Réalisé auprès de 183 dirigeants d’entreprises familiales, le baromètre met en effet en avant le rôle prépondérant du Pacte Dutreil : « Il est utilisé à hauteur de 85 % dans les transmissions. » Ce que corrobore le récent rapport de la Cour des comptes, qui pointe la montée en flèche des pactes Dutreil ces dernières années. Mais aussi la mobilisation pour sanctuariser ce pacte, malgré son coût pour les finances publiques.

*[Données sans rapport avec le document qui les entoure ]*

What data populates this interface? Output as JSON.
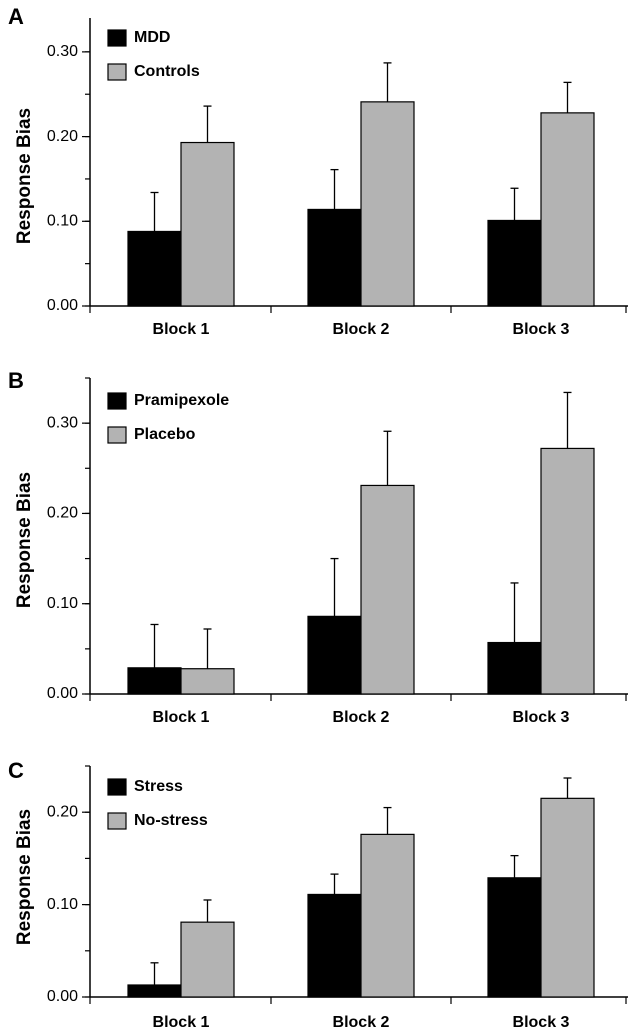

Lire aussi : La Cour des comptes juge sévèrement le Pacte Dutreil : un faible retour économique au regard du coût du dispositif
Une transmission à multiples facettes
Blandine Bessin-Bazil de For talents souligne de son côté un autre aspect : « Avec ce baromètre, c’est la première fois qu’on peut mesurer avec des chiffres précis ces sujets humains et émotionnels. » 54 % des transmetteurs craignent de léguer un fardeau, et 40 % des receveurs redoutent que leur prédécesseur ait du mal à lâcher prise. Et les deux craignent que la transmission génère des tensions familiales. « On voit que la nouvelle génération des receveurs, souvent des quadras, éprouve une appétence plus forte à se faire accompagner sur ces sujets émotionnels, » constate Sébastien Vouaux, chez EY
Comme le facteur temps qui joue beaucoup : « Entre le moment où l’idée de transmettre naît dans l’esprit du dirigeant et sa réalisation dans l’entreprise avec la personne qui reprend, il peut s’écouler entre 5 et 10 ans, » rappelle Caroline Mathieu. Sachant qu’un dirigeant sur deux est en âge de transmettre, il y a une vraie urgence à anticiper. Et « si 92 % ont envie ou ont l’intention de transmettre, on voit que seulement 9 % des plus de 65 ans ont lâché à la fois pouvoir et capital, ce qui reste assez faible, » divulgue Sébastien Vouaux.
Anticiper, la règle d’or
« On voit que l’anticipation est la première des règles d’or. » Tout le travail du réseau FBN, qui organise régulièrement des rencontres pour tous des dirigeants actionnaires d’entreprises familiales sur des échanges de bonnes pratiques, et retours d’expériences.
« Il faut que la transmission soit à l’agenda des conseils d’administration, du côté de l’entreprise, comme à l’agenda des conseils de famille pour élaborer une gouvernance familiale. » Dans le baromètre, 75 % des receveurs ont mis en place une gouvernance familiale structurée entre chartes, conseils de famille ou séparation des rôles. « Communiquer en transparence pour déjà identifier s’il y a des appétences, identifier s’il faut mettre en place un certain nombre de compétences à acquérir. Si on décèle qu’il y a une envie parmi la nouvelle génération ou pas. »
Si la nouvelle génération n’est pas prête, d’autres scenarii de continuité sont possibles. « Dans 30 % des cas en France, et beaucoup plus fréquemment en Allemagne, il peut avoir séparation entre la propriété et le management, » constate la déléguée générale de FBN « le capital va rester aux mains de la famille, les actionnaires seront familiaux et ils vont déléguer le management à un dirigeant qui ne sera pas de la famille. » L’important demeurant la pérennité et la pérennité d’une entreprise familiale.